J.B. / 13 juillet 2015

Aussi vieux que le chemin de fer, le monorail n’a pas réussi à percer. Plutôt que d’utiliser les emprises disponibles pour continuer le chantier du train lancé par Paul Vergès, Didier Robert sort de son chapeau un incroyable monorail construit dans les airs. Pourquoi donc Didier Robert et ses amis ont-ils si peur du train ?

Didier Robert a lancé sa candidature samedi et certains sont tombés dans le panneau du monorail, relayant sans recul une nouvelle promesse de campagne. Le monorail est contemporain du chemin de fer. Il faut donc s’interroger sur les raisons qui ont poussé tous les pays du monde, y compris La Réunion, à choisir le train avec deux rails parallèles quand ils ont construits leurs réseaux ferrés au 19e siècle. Si cela avait été moins cher et plus efficace, le monorail aurait été préféré au chemin de fer pour les liaisons entre les villes.

Ce mode de transport a évolué en parallèle du chemin de fer. Il a pour but de répondre à des demandes bien précises : désengorger des centres urbains densément peuplés déjà équipés de chemin de fer, assurer la desserte de centres commerciaux ou d’aéroports. C’est aussi un moyen pour attirer du public dans les parcs d’attraction. Le monorail est un des symboles de Disneyland.

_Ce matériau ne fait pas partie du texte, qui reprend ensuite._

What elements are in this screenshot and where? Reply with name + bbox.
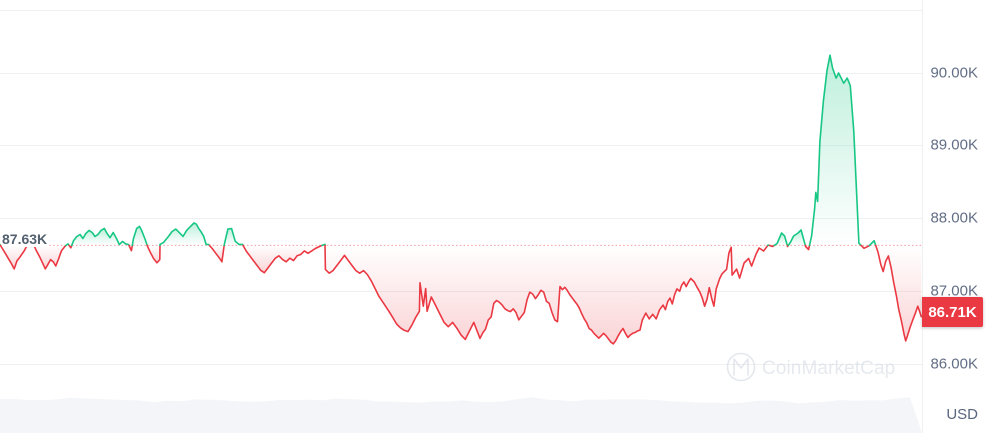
svg-text:CoinMarketCap: CoinMarketCap — [762, 358, 895, 379]
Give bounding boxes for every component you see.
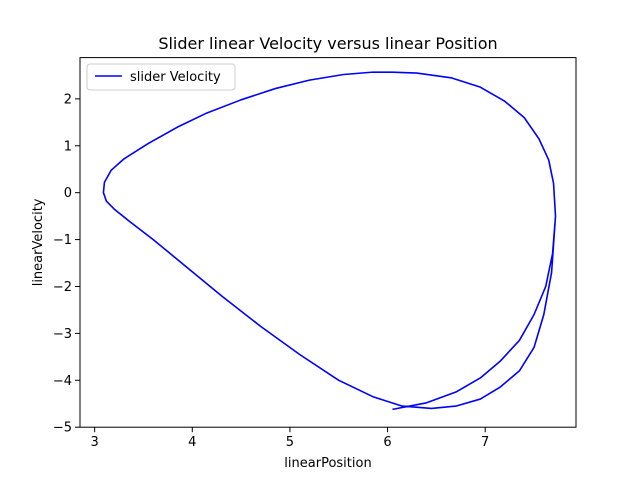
y-tick-label: −1: [53, 233, 72, 248]
y-tick-label: −2: [53, 280, 72, 295]
y-tick-label: −3: [53, 327, 72, 342]
x-tick-label: 7: [481, 435, 489, 450]
legend: slider Velocity: [86, 63, 236, 91]
y-tick-label: −4: [53, 374, 72, 389]
x-tick-label: 3: [91, 435, 99, 450]
y-tick-label: 1: [64, 139, 72, 154]
y-axis-label: linearVelocity: [31, 198, 46, 286]
legend-label-slider-velocity: slider Velocity: [130, 70, 221, 85]
axes-frame: [79, 57, 577, 428]
y-tick-label: 0: [64, 186, 72, 201]
y-tick-label: −5: [53, 421, 72, 436]
chart-title: Slider linear Velocity versus linear Pos…: [158, 34, 497, 53]
y-tick-label: 2: [64, 92, 72, 107]
x-tick-label: 6: [383, 435, 391, 450]
x-tick-label: 5: [286, 435, 294, 450]
x-tick-label: 4: [188, 435, 196, 450]
x-axis: 3 4 5 6 7: [91, 427, 489, 450]
y-axis: −5 −4 −3 −2 −1 0 1 2: [53, 92, 80, 436]
plot-area: [102, 71, 557, 411]
x-axis-label: linearPosition: [284, 456, 371, 471]
legend-box: [86, 63, 236, 91]
series-line-slider-velocity: [102, 71, 557, 411]
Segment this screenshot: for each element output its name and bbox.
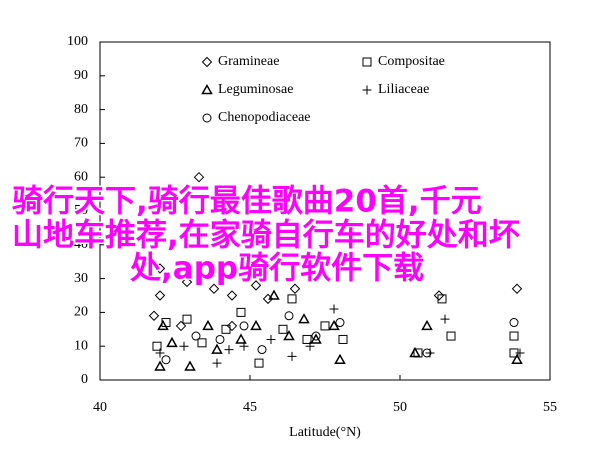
point	[254, 358, 264, 368]
y-tick-label: 10	[74, 338, 88, 353]
point	[211, 343, 223, 354]
point	[224, 345, 234, 355]
point	[446, 331, 456, 341]
x-tick-label: 40	[93, 400, 107, 415]
y-tick-label: 0	[81, 372, 88, 387]
point	[235, 333, 247, 344]
point	[253, 256, 265, 267]
point	[283, 330, 295, 341]
y-tick-label: 80	[74, 102, 88, 117]
point	[257, 345, 267, 355]
y-tick-label: 70	[74, 136, 88, 151]
legend-marker	[201, 83, 213, 95]
point	[239, 321, 249, 331]
point	[148, 310, 160, 321]
point	[181, 276, 193, 288]
point	[422, 348, 432, 358]
point	[310, 333, 322, 344]
point	[154, 263, 166, 274]
overlay-text: 骑行天下,骑行最佳歌曲20首,千元	[12, 184, 482, 220]
point	[287, 351, 297, 361]
x-tick-label: 55	[543, 400, 557, 415]
point	[154, 290, 166, 301]
point	[334, 353, 346, 364]
point	[335, 318, 345, 328]
point	[202, 319, 214, 331]
y-tick-label: 50	[74, 203, 88, 218]
legend-marker	[362, 85, 372, 95]
point	[179, 341, 189, 351]
legend-label: Gramineae	[218, 54, 279, 69]
y-tick-label: 90	[74, 68, 88, 83]
point	[421, 319, 433, 331]
point	[437, 294, 447, 304]
point	[278, 324, 288, 334]
point	[440, 314, 450, 324]
point	[161, 355, 171, 365]
point	[298, 313, 310, 324]
y-tick-label: 100	[67, 34, 88, 49]
point	[338, 334, 348, 344]
point	[320, 321, 330, 331]
legend-label: Leguminosae	[218, 82, 293, 97]
legend-marker	[201, 56, 213, 68]
legend-marker	[202, 113, 212, 123]
point	[515, 348, 525, 358]
point	[166, 336, 178, 348]
y-tick-label: 60	[74, 169, 88, 184]
point	[197, 338, 207, 348]
y-tick-label: 30	[74, 271, 88, 286]
point	[302, 334, 312, 344]
x-tick-label: 50	[393, 400, 407, 415]
legend-label: Chenopodiaceae	[218, 110, 311, 125]
point	[266, 334, 276, 344]
point	[226, 290, 238, 301]
point	[239, 341, 249, 351]
point	[311, 331, 321, 341]
point	[250, 280, 262, 291]
point	[305, 341, 315, 351]
point	[212, 358, 222, 368]
overlay-text: 山地车推荐,在家骑自行车的好处和坏	[12, 218, 520, 254]
point	[329, 304, 339, 314]
legend-marker	[362, 57, 372, 67]
point	[287, 294, 297, 304]
point	[208, 283, 220, 294]
point	[152, 341, 162, 351]
point	[511, 283, 523, 294]
point	[289, 283, 301, 294]
point	[193, 171, 205, 183]
y-tick-label: 20	[74, 305, 88, 320]
overlay-text: 处,app骑行软件下载	[129, 251, 424, 287]
point	[328, 319, 340, 331]
x-axis-title: Latitude(°N)	[289, 425, 361, 440]
point	[191, 331, 201, 341]
point	[509, 331, 519, 341]
legend-label: Compositae	[378, 54, 445, 69]
point	[221, 324, 231, 334]
x-tick-label: 45	[243, 400, 257, 415]
point	[284, 311, 294, 321]
point	[250, 319, 262, 331]
y-tick-label: 40	[74, 237, 88, 252]
point	[236, 307, 246, 317]
point	[409, 346, 421, 358]
point	[268, 289, 280, 300]
point	[182, 314, 192, 324]
point	[175, 320, 187, 332]
point	[155, 348, 165, 358]
point	[157, 319, 169, 331]
legend-label: Liliaceae	[378, 82, 429, 97]
point	[509, 318, 519, 328]
point	[215, 334, 225, 344]
point	[184, 360, 196, 371]
point	[154, 360, 166, 371]
point	[433, 290, 445, 301]
point	[511, 353, 523, 364]
point	[226, 320, 238, 332]
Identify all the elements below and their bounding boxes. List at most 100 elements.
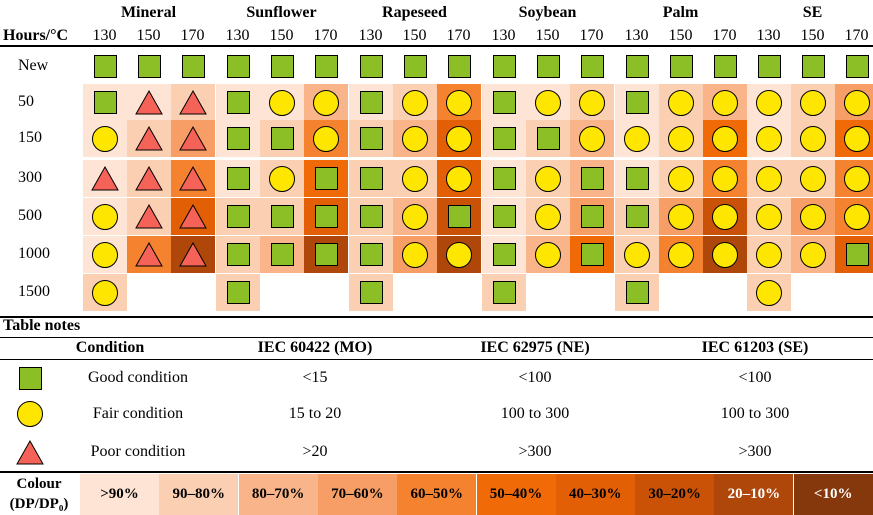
condition-square-icon <box>270 243 294 266</box>
condition-circle-icon <box>535 203 561 230</box>
condition-circle-icon <box>446 241 472 268</box>
condition-label: Fair condition <box>92 405 184 422</box>
threshold-std3: <100 <box>738 369 772 386</box>
condition-triangle-icon <box>179 166 207 191</box>
condition-square-icon <box>226 91 250 114</box>
condition-square-icon <box>492 205 516 228</box>
condition-triangle-icon <box>179 204 207 229</box>
condition-label: Good condition <box>88 369 188 386</box>
temperature-label: 150 <box>800 27 825 44</box>
condition-square-icon <box>226 281 250 304</box>
oil-name-palm: Palm <box>662 4 699 21</box>
condition-triangle-icon <box>91 166 119 191</box>
condition-square-icon <box>625 167 649 190</box>
legend-swatch: >90% <box>80 474 159 515</box>
condition-square-icon <box>93 55 117 78</box>
condition-square-icon <box>492 127 516 150</box>
condition-square-icon <box>580 243 604 266</box>
condition-square-icon <box>447 55 471 78</box>
condition-circle-icon <box>402 89 428 116</box>
condition-circle-icon <box>668 89 694 116</box>
condition-circle-icon <box>800 241 826 268</box>
temperature-label: 130 <box>491 27 516 44</box>
condition-circle-icon <box>92 203 118 230</box>
notes-bottom-divider <box>0 471 873 473</box>
condition-circle-icon <box>446 165 472 192</box>
oil-name-se: SE <box>802 4 823 21</box>
condition-square-icon <box>226 205 250 228</box>
condition-circle-icon <box>535 165 561 192</box>
legend-swatch-label: 40–30% <box>569 486 622 502</box>
notes-title: Table notes <box>3 317 81 334</box>
condition-triangle-icon <box>179 242 207 267</box>
temperature-label: 170 <box>313 27 338 44</box>
condition-square-icon <box>625 281 649 304</box>
condition-square-icon <box>845 243 869 266</box>
condition-circle-icon <box>446 125 472 152</box>
temperature-label: 150 <box>136 27 161 44</box>
temperature-label: 150 <box>402 27 427 44</box>
temperature-label: 130 <box>756 27 781 44</box>
temperature-label: 150 <box>269 27 294 44</box>
condition-square-icon <box>580 167 604 190</box>
condition-circle-icon <box>756 203 782 230</box>
condition-square-icon <box>314 205 338 228</box>
legend-swatch: <10% <box>793 474 873 515</box>
condition-circle-icon <box>402 203 428 230</box>
row-label-300: 300 <box>18 169 42 186</box>
threshold-std3: >300 <box>738 443 772 460</box>
condition-square-icon <box>359 243 383 266</box>
condition-circle-icon <box>402 125 428 152</box>
condition-circle-icon <box>579 89 605 116</box>
condition-circle-icon <box>92 241 118 268</box>
condition-square-icon <box>359 205 383 228</box>
condition-circle-icon <box>844 89 870 116</box>
legend-swatch: 40–30% <box>555 474 635 515</box>
condition-square-icon <box>580 205 604 228</box>
condition-circle-icon <box>712 241 738 268</box>
oil-name-mineral: Mineral <box>120 4 177 21</box>
condition-label: Poor condition <box>90 443 186 460</box>
legend-swatch: 60–50% <box>397 474 477 515</box>
condition-square-icon <box>625 205 649 228</box>
condition-square-icon <box>270 127 294 150</box>
temperature-label: 170 <box>446 27 471 44</box>
condition-square-icon <box>492 243 516 266</box>
condition-circle-icon <box>92 125 118 152</box>
condition-square-icon <box>669 55 693 78</box>
legend-label-line2: (DP/DP₀) <box>9 496 69 512</box>
condition-circle-icon <box>535 241 561 268</box>
condition-circle-icon <box>535 89 561 116</box>
threshold-std3: 100 to 300 <box>720 405 790 422</box>
condition-square-icon <box>492 281 516 304</box>
threshold-std1: >20 <box>302 443 328 460</box>
condition-circle-icon <box>402 165 428 192</box>
condition-square-icon <box>403 55 427 78</box>
oil-name-sunflower: Sunflower <box>246 4 317 21</box>
notes-top-divider <box>0 337 873 338</box>
condition-circle-icon <box>800 89 826 116</box>
temperature-label: 130 <box>225 27 250 44</box>
temperature-label: 170 <box>180 27 205 44</box>
temperature-label: 170 <box>579 27 604 44</box>
condition-square-icon <box>314 55 338 78</box>
condition-square-icon <box>536 127 560 150</box>
legend-swatch-label: >90% <box>100 486 139 502</box>
notes-header-iec60422: IEC 60422 (MO) <box>257 339 373 356</box>
condition-square-icon <box>359 281 383 304</box>
condition-square-icon <box>536 55 560 78</box>
condition-circle-icon <box>624 125 650 152</box>
condition-square-icon <box>492 55 516 78</box>
condition-square-icon <box>270 55 294 78</box>
condition-circle-icon <box>756 241 782 268</box>
condition-circle-icon <box>844 203 870 230</box>
legend-swatch-label: 30–20% <box>648 486 701 502</box>
condition-square-icon <box>625 55 649 78</box>
legend-label-line1: Colour <box>16 476 62 492</box>
legend-swatch-label: 60–50% <box>410 486 463 502</box>
condition-circle-icon <box>712 203 738 230</box>
row-label-150: 150 <box>18 129 42 146</box>
legend-swatch-label: 70–60% <box>331 486 384 502</box>
temperature-label: 150 <box>535 27 560 44</box>
legend-swatch: 30–20% <box>635 474 715 515</box>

Contrairement à ce que dit Didier Robert, le monorail à La Réunion ne sera pas une solution plus économique. Sur l’itinéraire entre l’aéroport et le centre-ville, il faudrait installer plusieurs kilomètres de ligne aérienne. Or, les premiers travaux du tram-train ont déjà garanti les emprises pour poser les rails. C’est notamment le cas du dernier pont de la rivière des Pluies, avec la place pour deux voies de chemin de fer sur la chaussée aval. Il est ensuite assez simple de poursuivre sur le TCSP de Saint-Denis, dont la largeur permet le passage de deux voies ferrés sous forme de tram : tout est déjà prêt, il suffit de poser les rails. Le projet de Didier Robert impose la réalisation d’une infrastructure nouvelle, avec des viaducs à construire sur toute la longueur de la ligne.

Il est donc évident que la solution la plus économique est de poursuivre le chantier du train lancé par Paul Vergès. Le choix du monorail est à rechercher ailleurs…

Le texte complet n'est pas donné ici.